You Can't Go Home Again

It cost him a great deal of money to keep his family provided with shelter, clothing, service, food, and entertainment, but the fact that a considerable part of it was wasted or actually filched from him by his retainers caused him no distress whatever. All of this was so much of a piece with what went on every day in big business and high finance that he hardly gave it a thought. And his indifference was not the bravado of a man who felt that his world was trembling on the brink of certain ruin and who was recklessly making merry while he waited for the collapse. Quite the contrary. He gave tolerant consent to the extravagance and special privilege of those who were dependent on his bounty, not because he doubted, but because he felt secure. He was convinced that the fabric of his world was woven from threads of steel, and that the towering pyramid of speculation would not only endure, but would grow constantly greater. Therefore the defections of his servants were mere peccadillos, and didn’t matter.

In all these ways Mr. Frederick Jack was not essentially different from ten thousand other men of his class and position. In that time and place he would have been peculiar if these things had not been true of him. For these men were all the victims of an occupational disease—a kind of mass hypnosis that denied to them the evidence of their senses. It was a monstrous and ironic fact that the very men who had created this world in which every value was false and theatrical saw themselves, not as creatures tranced by fatal illusions, but rather as the most knowing, practical, and hard-headed men alive. They did not think of themselves as gamblers, obsessed by their own fictions of speculation, but as brilliant executives of great affairs who at every moment of the day “had their fingers on the pulse of the nation.” So when they looked about them and saw everywhere nothing but the myriad shapes of privilege, dishonesty, and self-interest, they were convinced that this was inevitably “the way things are”.

It was generally assumed that every man had his price, just as every woman had hers. And if, in any discussion of conduct, it was suggested to one of these hard-headed, practical men that So-and-So had acted as he did for motives other than those of total self-interest and calculating desire, that he had done thus and so because he would rather endure pain himself than cause it to others whom he loved, or was loyal because of loyalty, or could not be bought or sold for no other reason than the integrity of his own character—the answer of the knowing one would be to smile politely but cynically, shrug it off, and say:

“All right. But I thought you were going to be intelligent. Let’s talk of something else that we both understand.”

Such men could not realise that their own vision of human nature was distorted. They prided themselves on their “hardness” and fortitude and intelligence, which had enabled them to accept so black a picture of the earth with such easy tolerance. It was not until a little later that the real substance of their “hardness” and intelligence was demonstrated to them in terms which they could grasp. When the bubble of their unreal world suddenly exploded before their eyes, many of them were so little capable of facing harsh reality and truth that they blew their brains out or threw themselves from the high windows of their offices into the streets below. And of those who faced it and saw it through, many a one who had been plump, immaculate, and assured now shrank and withered into premature and palsied senility.

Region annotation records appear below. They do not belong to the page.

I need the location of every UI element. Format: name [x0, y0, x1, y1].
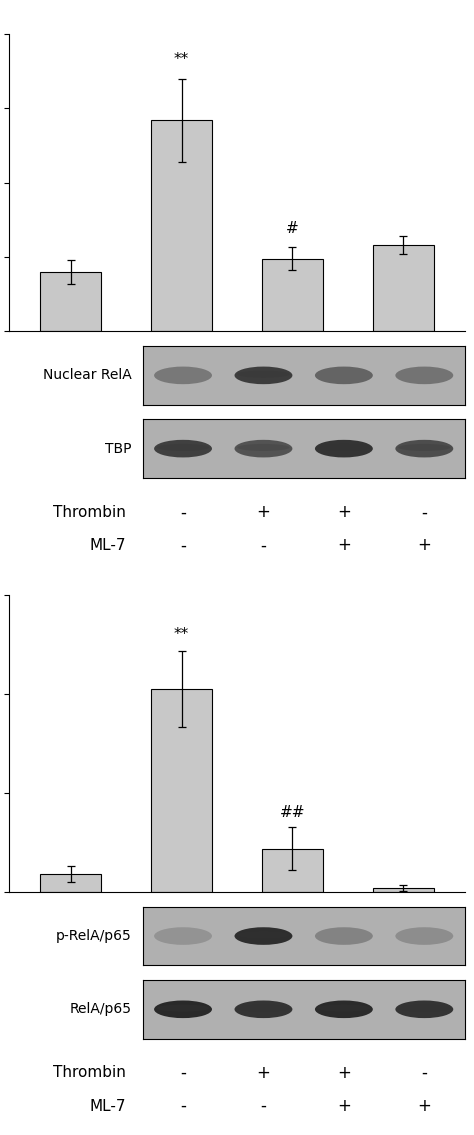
Text: Thrombin: Thrombin — [53, 505, 126, 520]
Text: Nuclear RelA: Nuclear RelA — [43, 369, 132, 382]
Text: -: - — [261, 537, 266, 554]
Ellipse shape — [237, 1004, 290, 1011]
Ellipse shape — [315, 440, 373, 457]
Text: +: + — [337, 537, 351, 554]
Ellipse shape — [154, 440, 212, 457]
Text: +: + — [256, 503, 270, 521]
Text: RelA/p65: RelA/p65 — [70, 1002, 132, 1016]
Ellipse shape — [157, 1004, 209, 1011]
Text: Thrombin: Thrombin — [53, 1066, 126, 1081]
Text: +: + — [256, 1063, 270, 1082]
Ellipse shape — [395, 440, 453, 457]
Text: ##: ## — [280, 805, 305, 819]
Bar — [373, 889, 434, 892]
Text: p-RelA/p65: p-RelA/p65 — [56, 930, 132, 943]
Text: -: - — [421, 1063, 427, 1082]
Ellipse shape — [398, 444, 450, 451]
Text: +: + — [337, 1063, 351, 1082]
Ellipse shape — [318, 1004, 370, 1011]
Ellipse shape — [154, 1000, 212, 1018]
Text: TBP: TBP — [105, 442, 132, 455]
Text: +: + — [418, 1098, 431, 1115]
Text: ML-7: ML-7 — [89, 1099, 126, 1113]
Ellipse shape — [237, 932, 290, 939]
Text: **: ** — [174, 628, 189, 642]
Text: ML-7: ML-7 — [89, 538, 126, 553]
Ellipse shape — [154, 367, 212, 384]
Ellipse shape — [237, 371, 290, 378]
Bar — [262, 849, 323, 892]
Bar — [373, 245, 434, 331]
Text: -: - — [180, 503, 186, 521]
Bar — [151, 689, 212, 892]
Ellipse shape — [237, 444, 290, 451]
Ellipse shape — [235, 927, 292, 944]
Text: -: - — [180, 1063, 186, 1082]
Ellipse shape — [395, 367, 453, 384]
Ellipse shape — [315, 367, 373, 384]
Ellipse shape — [318, 444, 370, 451]
Ellipse shape — [235, 440, 292, 457]
Ellipse shape — [235, 1000, 292, 1018]
Text: **: ** — [174, 52, 189, 67]
Bar — [262, 259, 323, 331]
Bar — [151, 120, 212, 331]
Ellipse shape — [157, 444, 209, 451]
Text: -: - — [180, 1098, 186, 1115]
Text: -: - — [180, 537, 186, 554]
Ellipse shape — [315, 927, 373, 944]
Ellipse shape — [235, 367, 292, 384]
Bar — [40, 874, 101, 892]
Ellipse shape — [395, 927, 453, 944]
Text: -: - — [421, 503, 427, 521]
Bar — [40, 272, 101, 331]
Text: +: + — [418, 537, 431, 554]
Text: +: + — [337, 1098, 351, 1115]
Ellipse shape — [395, 1000, 453, 1018]
Ellipse shape — [315, 1000, 373, 1018]
Text: #: # — [286, 221, 299, 236]
Ellipse shape — [154, 927, 212, 944]
Ellipse shape — [398, 1004, 450, 1011]
Text: -: - — [261, 1098, 266, 1115]
Text: +: + — [337, 503, 351, 521]
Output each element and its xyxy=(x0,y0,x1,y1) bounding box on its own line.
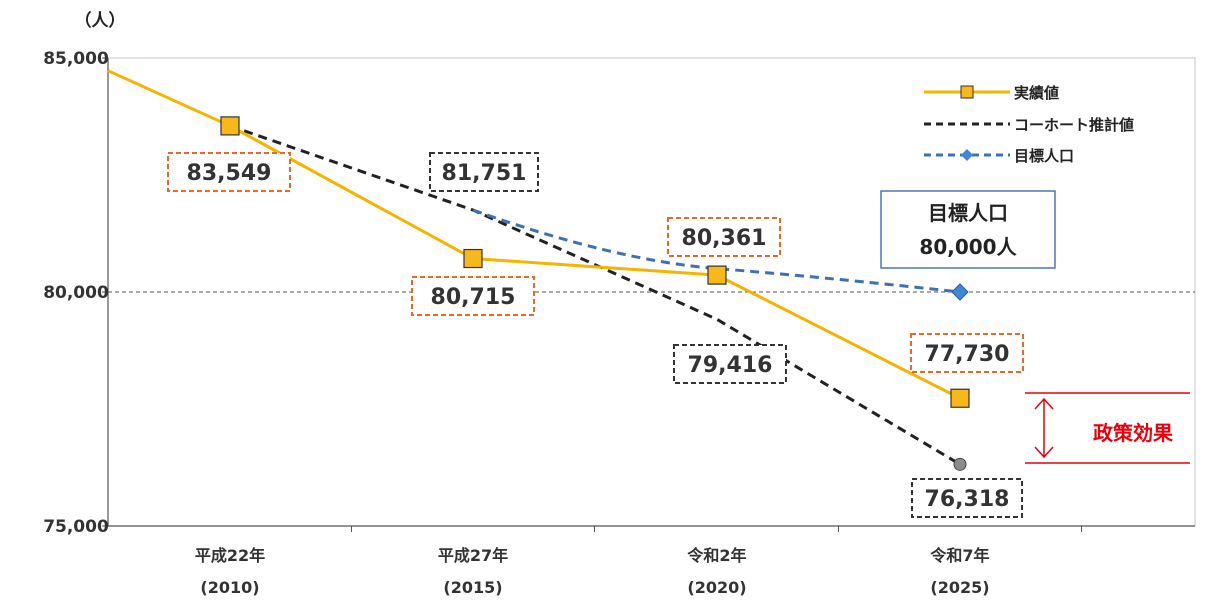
series-line-cohort xyxy=(229,124,961,466)
data-label-actual-2010-box xyxy=(167,152,291,192)
data-label-cohort-2015-box xyxy=(429,152,539,192)
legend-marker-target xyxy=(961,149,973,161)
data-label-actual-2025: 77,730 xyxy=(925,342,1010,367)
x-tick-year-label: (2015) xyxy=(443,578,502,597)
legend-label-actual: 実績値 xyxy=(1014,84,1059,102)
data-label-cohort-2025-box xyxy=(911,478,1023,518)
y-tick-label: 85,000 xyxy=(43,49,109,69)
actual-point xyxy=(707,265,727,285)
target-annotation-box xyxy=(880,190,1056,269)
policy-effect-arrow-head-down xyxy=(1034,446,1054,459)
x-tick-label: 令和7年 xyxy=(929,546,989,565)
legend-label-cohort: コーホート推計値 xyxy=(1014,116,1134,134)
policy-effect-label: 政策効果 xyxy=(1093,421,1173,445)
target-annotation-value: 80,000人 xyxy=(919,235,1017,259)
data-label-actual-2025-box xyxy=(910,333,1024,373)
legend-label-target: 目標人口 xyxy=(1014,147,1074,165)
actual-point xyxy=(950,388,970,408)
data-label-actual-2015-box xyxy=(411,276,535,316)
series-line-target xyxy=(472,208,961,294)
policy-effect-arrow-head-up xyxy=(1034,397,1054,410)
actual-point xyxy=(463,248,483,269)
cohort-point-2025 xyxy=(953,457,967,471)
y-axis-unit: （人） xyxy=(75,10,126,31)
data-label-cohort-2015: 81,751 xyxy=(442,161,527,186)
data-label-actual-2020: 80,361 xyxy=(682,226,767,251)
legend-marker-actual xyxy=(960,85,974,99)
target-point-2025 xyxy=(951,283,969,301)
x-tick-year-label: (2010) xyxy=(200,578,259,597)
x-tick-year-label: (2020) xyxy=(687,578,746,597)
data-label-actual-2010: 83,549 xyxy=(187,161,272,186)
y-tick-label: 75,000 xyxy=(43,517,109,537)
actual-point xyxy=(220,116,240,136)
x-tick-label: 平成27年 xyxy=(438,546,508,565)
x-tick-year-label: (2025) xyxy=(930,578,989,597)
data-label-cohort-2020: 79,416 xyxy=(688,353,773,378)
x-tick-label: 平成22年 xyxy=(195,546,265,565)
data-label-cohort-2020-box xyxy=(673,344,787,384)
target-annotation-title: 目標人口 xyxy=(928,201,1008,225)
y-tick-label: 80,000 xyxy=(43,283,109,303)
data-label-cohort-2025: 76,318 xyxy=(925,487,1010,512)
x-tick-label: 令和2年 xyxy=(686,546,746,565)
data-label-actual-2015: 80,715 xyxy=(431,285,516,310)
data-label-actual-2020-box xyxy=(667,217,781,257)
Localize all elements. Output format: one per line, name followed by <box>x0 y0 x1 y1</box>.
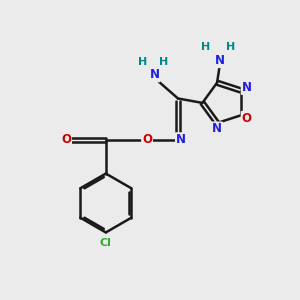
Text: H: H <box>226 42 235 52</box>
Text: N: N <box>242 81 252 94</box>
Text: O: O <box>142 133 152 146</box>
Text: O: O <box>61 133 71 146</box>
Text: N: N <box>212 122 222 135</box>
Text: Cl: Cl <box>100 238 112 248</box>
Text: H: H <box>201 42 210 52</box>
Text: N: N <box>149 68 159 81</box>
Text: H: H <box>138 57 147 67</box>
Text: N: N <box>215 54 225 67</box>
Text: O: O <box>242 112 252 125</box>
Text: N: N <box>176 133 186 146</box>
Text: H: H <box>159 57 169 67</box>
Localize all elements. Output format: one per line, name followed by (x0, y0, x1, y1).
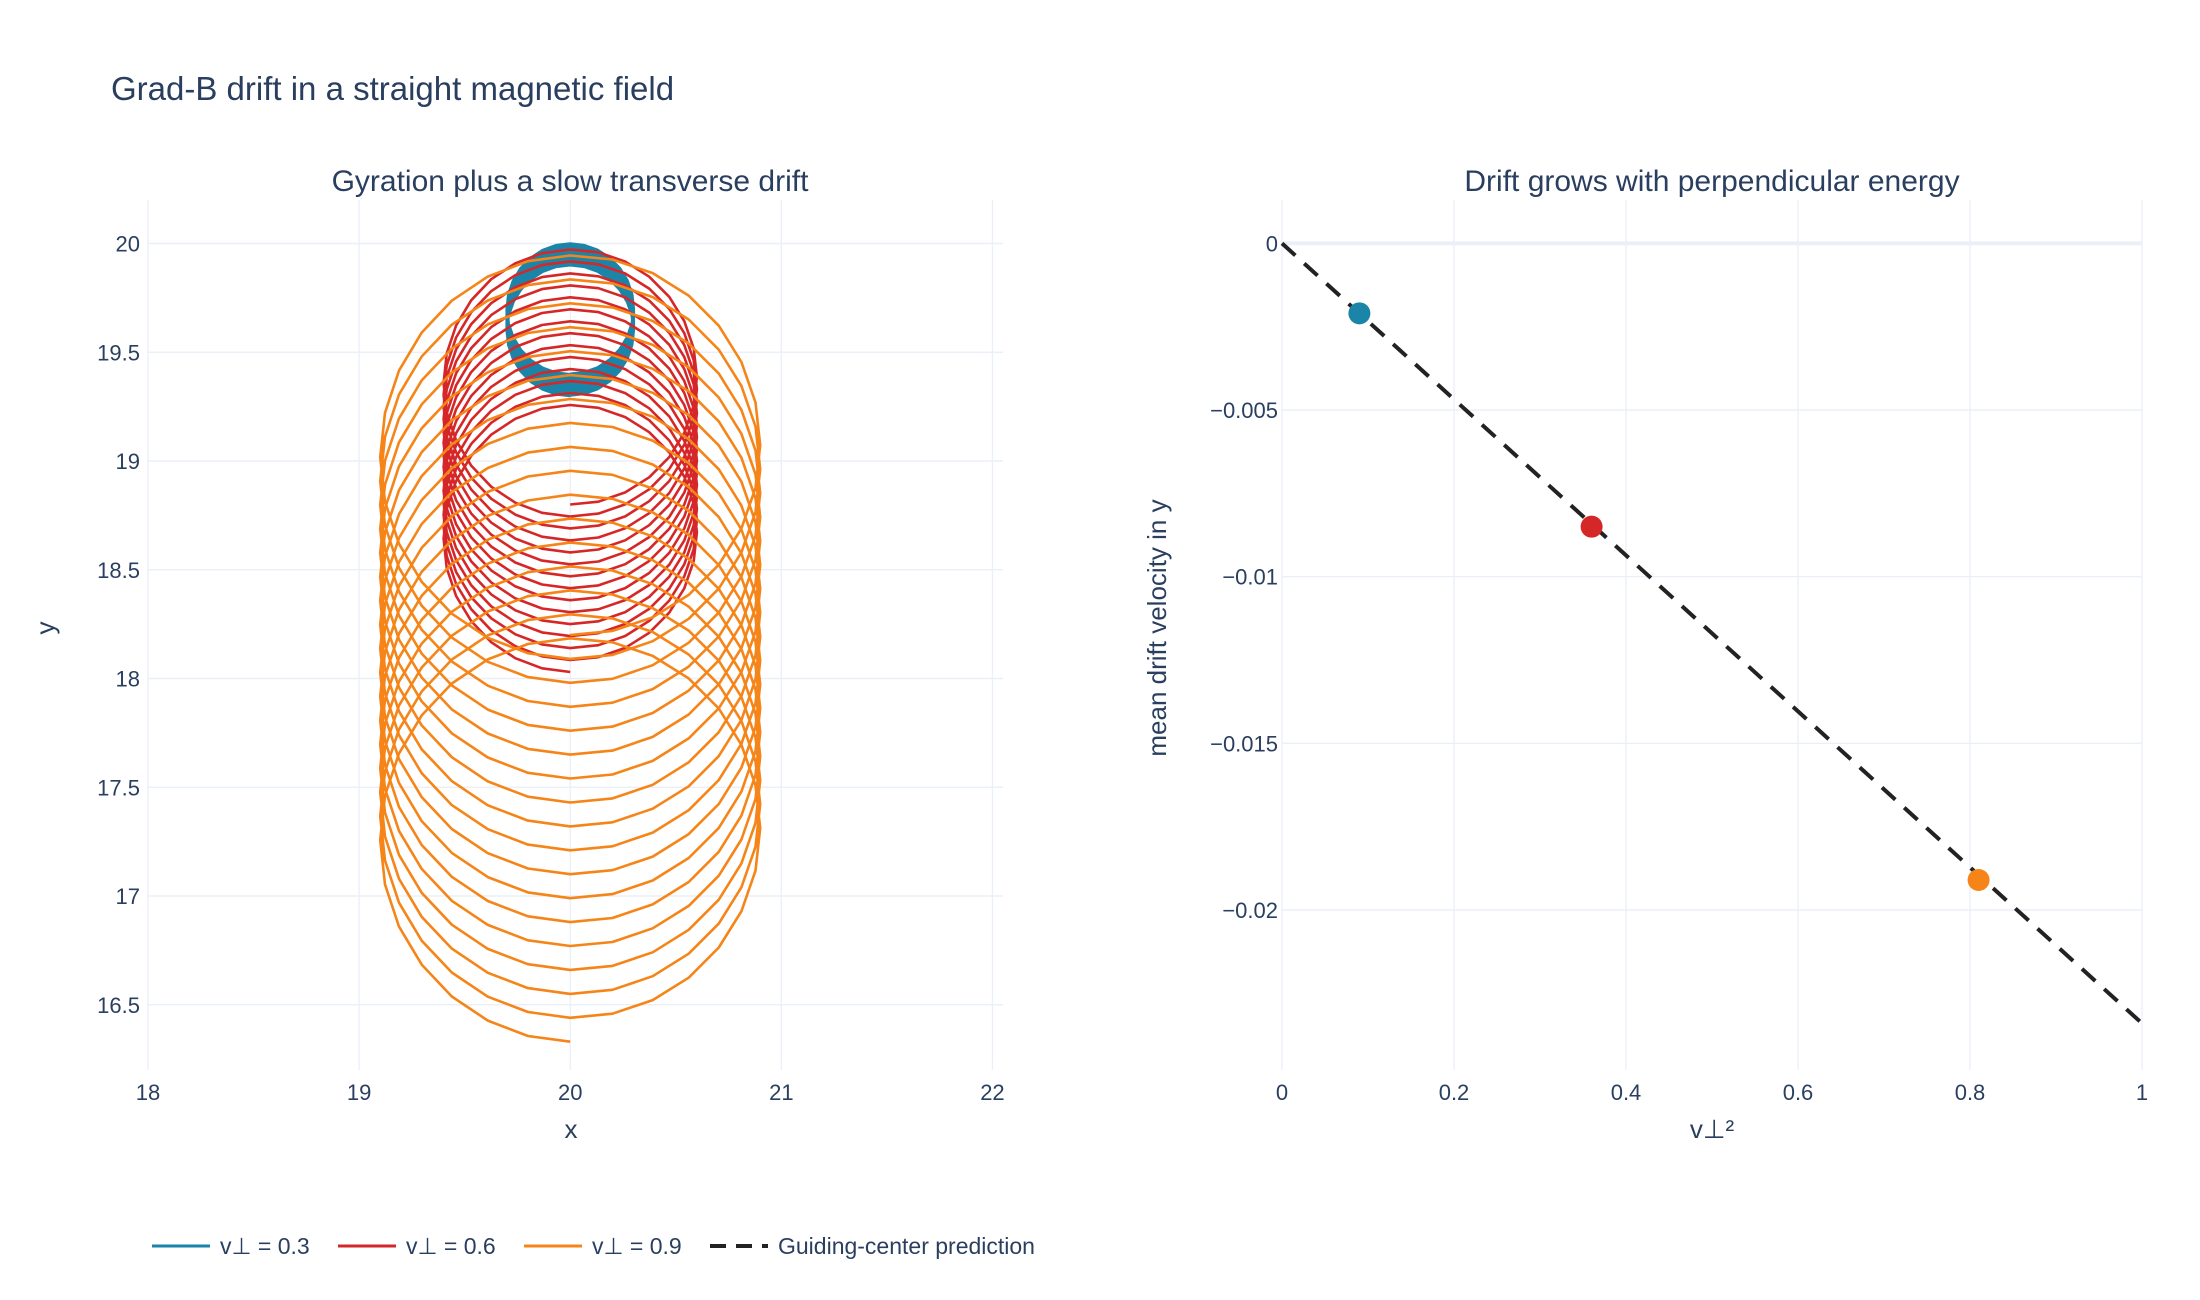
drift-y-axis-title: mean drift velocity in y (1142, 499, 1172, 756)
drift-x-tick-label: 0.8 (1955, 1080, 1986, 1105)
drift-y-tick-label: −0.005 (1210, 398, 1278, 423)
drift-x-tick-label: 0.2 (1439, 1080, 1470, 1105)
trajectory-y-tick-label: 17 (116, 884, 140, 909)
drift-data-point (1967, 869, 1990, 891)
drift-y-tick-label: −0.02 (1222, 898, 1278, 923)
legend-item[interactable]: v⊥ = 0.9 (524, 1233, 682, 1259)
drift-data-point (1348, 302, 1371, 325)
trajectory-y-tick-label: 19 (116, 449, 140, 474)
trajectory-x-tick-label: 19 (347, 1080, 371, 1105)
trajectory-line (378, 254, 762, 1043)
trajectory-panel: 18 19 20 21 22 16.5 17 17.5 18 18.5 19 19.5 20 Gyrat… (30, 165, 1005, 1144)
trajectory-y-tick-label: 16.5 (97, 993, 140, 1018)
drift-traces (1280, 241, 2144, 1025)
guiding-center-prediction-line (1280, 241, 2144, 1025)
drift-y-tick-label: −0.015 (1210, 731, 1278, 756)
legend-label: v⊥ = 0.6 (406, 1233, 496, 1259)
trajectory-tick-labels: 18 19 20 21 22 16.5 17 17.5 18 18.5 19 19.5 20 (97, 232, 1005, 1106)
trajectory-x-tick-label: 22 (980, 1080, 1004, 1105)
drift-tick-labels: 0 0.2 0.4 0.6 0.8 1 0 −0.005 −0.01 −0.015 −0.02 (1210, 231, 2148, 1105)
drift-x-tick-label: 0.6 (1783, 1080, 1814, 1105)
trajectory-line (505, 242, 636, 398)
drift-y-tick-label: 0 (1266, 231, 1278, 256)
legend-label: Guiding-center prediction (778, 1233, 1035, 1259)
legend-item[interactable]: v⊥ = 0.3 (152, 1233, 310, 1259)
trajectory-subplot-title: Gyration plus a slow transverse drift (332, 165, 810, 198)
drift-x-tick-label: 0 (1276, 1080, 1288, 1105)
trajectory-y-tick-label: 18.5 (97, 558, 140, 583)
drift-y-tick-label: −0.01 (1222, 565, 1278, 590)
trajectory-y-axis-title: y (30, 622, 60, 635)
drift-x-tick-label: 0.4 (1611, 1080, 1642, 1105)
trajectory-traces (378, 242, 762, 1043)
trajectory-x-tick-label: 21 (769, 1080, 793, 1105)
legend[interactable]: v⊥ = 0.3 v⊥ = 0.6 v⊥ = 0.9 Guiding-center p… (152, 1233, 1035, 1259)
legend-item[interactable]: Guiding-center prediction (710, 1233, 1035, 1259)
trajectory-y-tick-label: 18 (116, 667, 140, 692)
legend-label: v⊥ = 0.3 (220, 1233, 310, 1259)
main-title: Grad-B drift in a straight magnetic fiel… (111, 70, 674, 107)
drift-gridlines (1281, 200, 2143, 1070)
drift-panel: 0 0.2 0.4 0.6 0.8 1 0 −0.005 −0.01 −0.015 −0.02 Dr… (1142, 165, 2148, 1144)
trajectory-x-axis-title: x (565, 1114, 578, 1144)
drift-subplot-title: Drift grows with perpendicular energy (1464, 165, 1959, 198)
legend-item[interactable]: v⊥ = 0.6 (338, 1233, 496, 1259)
drift-data-point (1580, 515, 1603, 538)
trajectory-x-tick-label: 18 (136, 1080, 160, 1105)
trajectory-y-tick-label: 19.5 (97, 340, 140, 365)
trajectory-x-tick-label: 20 (558, 1080, 582, 1105)
drift-x-axis-title: v⊥² (1690, 1114, 1735, 1144)
legend-label: v⊥ = 0.9 (592, 1233, 682, 1259)
trajectory-y-tick-label: 20 (116, 232, 140, 257)
drift-x-tick-label: 1 (2136, 1080, 2148, 1105)
trajectory-y-tick-label: 17.5 (97, 775, 140, 800)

All that, however, was still in the future. It was very imminent, but they did not know it, for they had trained themselves to deny the evidence of their senses. In that mid-October of 1929 nothing could exceed their satisfaction and assurance. They looked about them and, like an actor, saw with their eyes that all was false, but since they had schooled themselves to accept falseness as normal and natural, the discovery only enhanced their pleasure in life.

The choicest stories which these men told each other had to do with some facet of human chicanery, treachery, and dishonesty. They delighted to match anecdotes concerning the delightful knaveries of their chauffeurs, maids, cooks, and bootleggers, telling of the way these people cheated them as one would describe the antics of a household pet.

Such stories also had a great success at the dinner-table. The ladies would listen with mirth which they made an impressive show of trying to control, and at the conclusion of the tale they would say: “I—think—that—is—simp-ly—priceless!” (uttered slowly and deliberately, as if the humour of the story was almost beyond belief), or: “Isn’t it in-cred-ible!” (spoken with a faint rising scream of laughter), or: “Stop! You know he didn’t!” (delivered with a ladylike shriek). They used all the fashionable and stereotyped phrases of people “responding” to an “amusing” anecdote, for their lives had become so sterile and savourless that laughter had gone out of them.